Simultaneous Detection of Multiple Appliances from Smart-meter Measurements via Multi-Label Consistent Deep Dictionary Learning and Deep Transform Learning
This work addresses non-intrusive appliance load monitoring for energy management, but it is incremental as it applies deep learning to a domain with prior multi-label classification methods.
The paper tackles the problem of identifying multiple appliances from aggregate smart-meter readings using multi-label classification, proposing deep dictionary learning and deep transform learning methods that show marked improvement over existing approaches on benchmark datasets.

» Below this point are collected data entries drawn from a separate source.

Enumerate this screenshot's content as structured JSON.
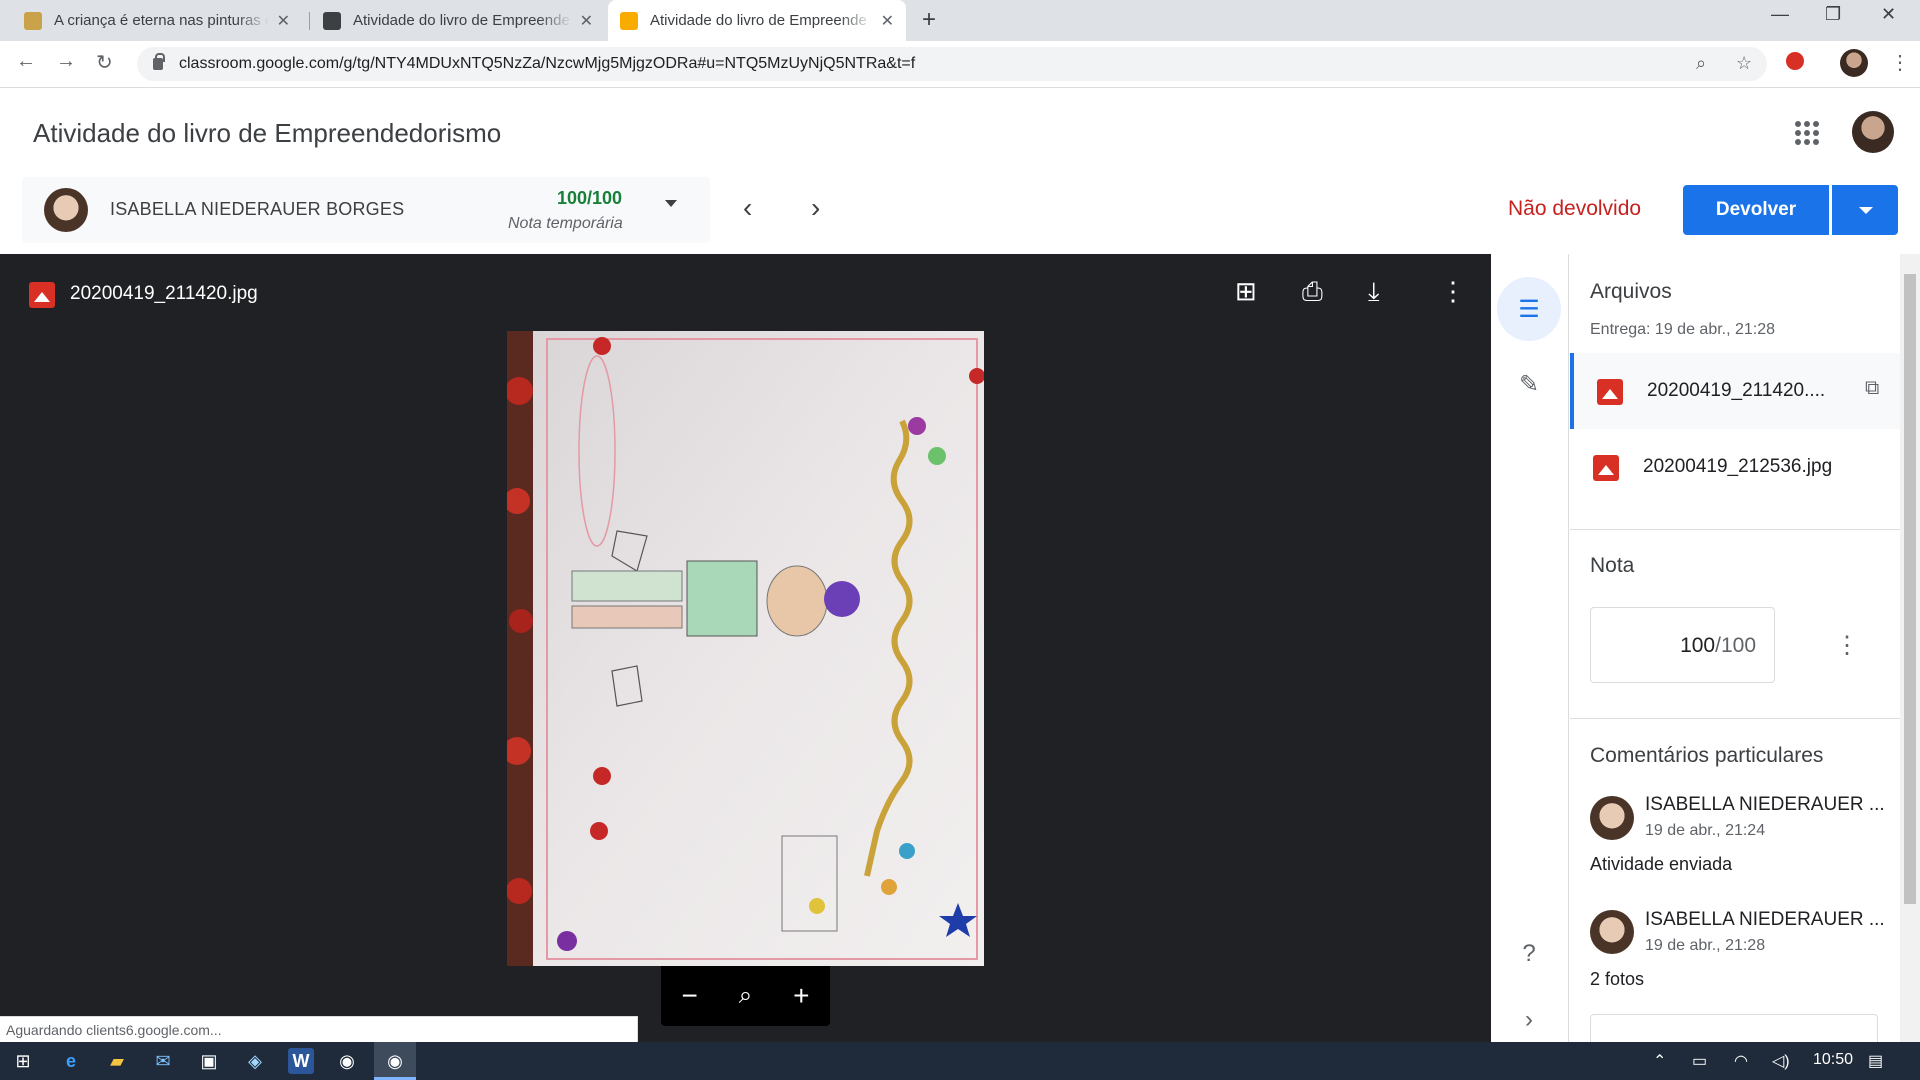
{
  "browser": {
    "tabs": [
      {
        "title": "A criança é eterna nas pinturas de",
        "active": false
      },
      {
        "title": "Atividade do livro de Empreende",
        "active": false
      },
      {
        "title": "Atividade do livro de Empreende",
        "active": true
      }
    ],
    "url": "classroom.google.com/g/tg/NTY4MDUxNTQ5NzZa/NzcwMjg5MjgzODRa#u=NTQ5MzUyNjQ5NTRa&t=f"
  },
  "header": {
    "title": "Atividade do livro de Empreendedorismo"
  },
  "student": {
    "name": "ISABELLA NIEDERAUER BORGES",
    "grade": "100/100",
    "grade_note": "Nota temporária"
  },
  "actions": {
    "status": "Não devolvido",
    "return_label": "Devolver"
  },
  "viewer": {
    "file_name": "20200419_211420.jpg"
  },
  "side": {
    "files_title": "Arquivos",
    "delivery": "Entrega: 19 de abr., 21:28",
    "files": [
      {
        "name": "20200419_211420...."
      },
      {
        "name": "20200419_212536.jpg"
      }
    ],
    "grade_title": "Nota",
    "grade_value": "100",
    "grade_total": "/100",
    "comments_title": "Comentários particulares",
    "comments": [
      {
        "author": "ISABELLA NIEDERAUER ...",
        "date": "19 de abr., 21:24",
        "text": "Atividade enviada"
      },
      {
        "author": "ISABELLA NIEDERAUER ...",
        "date": "19 de abr., 21:28",
        "text": "2 fotos"
      }
    ]
  },
  "status_bar": {
    "text": "Aguardando clients6.google.com..."
  },
  "taskbar": {
    "time": "10:50"
  },
  "colors": {
    "accent": "#1a73e8",
    "grade_green": "#188038",
    "not_returned_red": "#c5221f",
    "viewer_bg": "#202124"
  }
}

Currently there are several well-known approaches to non-intrusive appliance load monitoring rule based, stochastic finite state machines, neural networks and sparse coding. Recently several studies have proposed a new approach based on multi label classification. Different appliances are treated as separate classes, and the task is to identify the classes given the aggregate smart-meter reading. Prior studies in this area have used off the shelf algorithms like MLKNN and RAKEL to address this problem. In this work, we propose a deep learning based technique. There are hardly any studies in deep learning based multi label classification; two new deep learning techniques to solve the said problem are fundamental contributions of this work. These are deep dictionary learning and deep transform learning. Thorough experimental results on benchmark datasets show marked improvement over existing studies.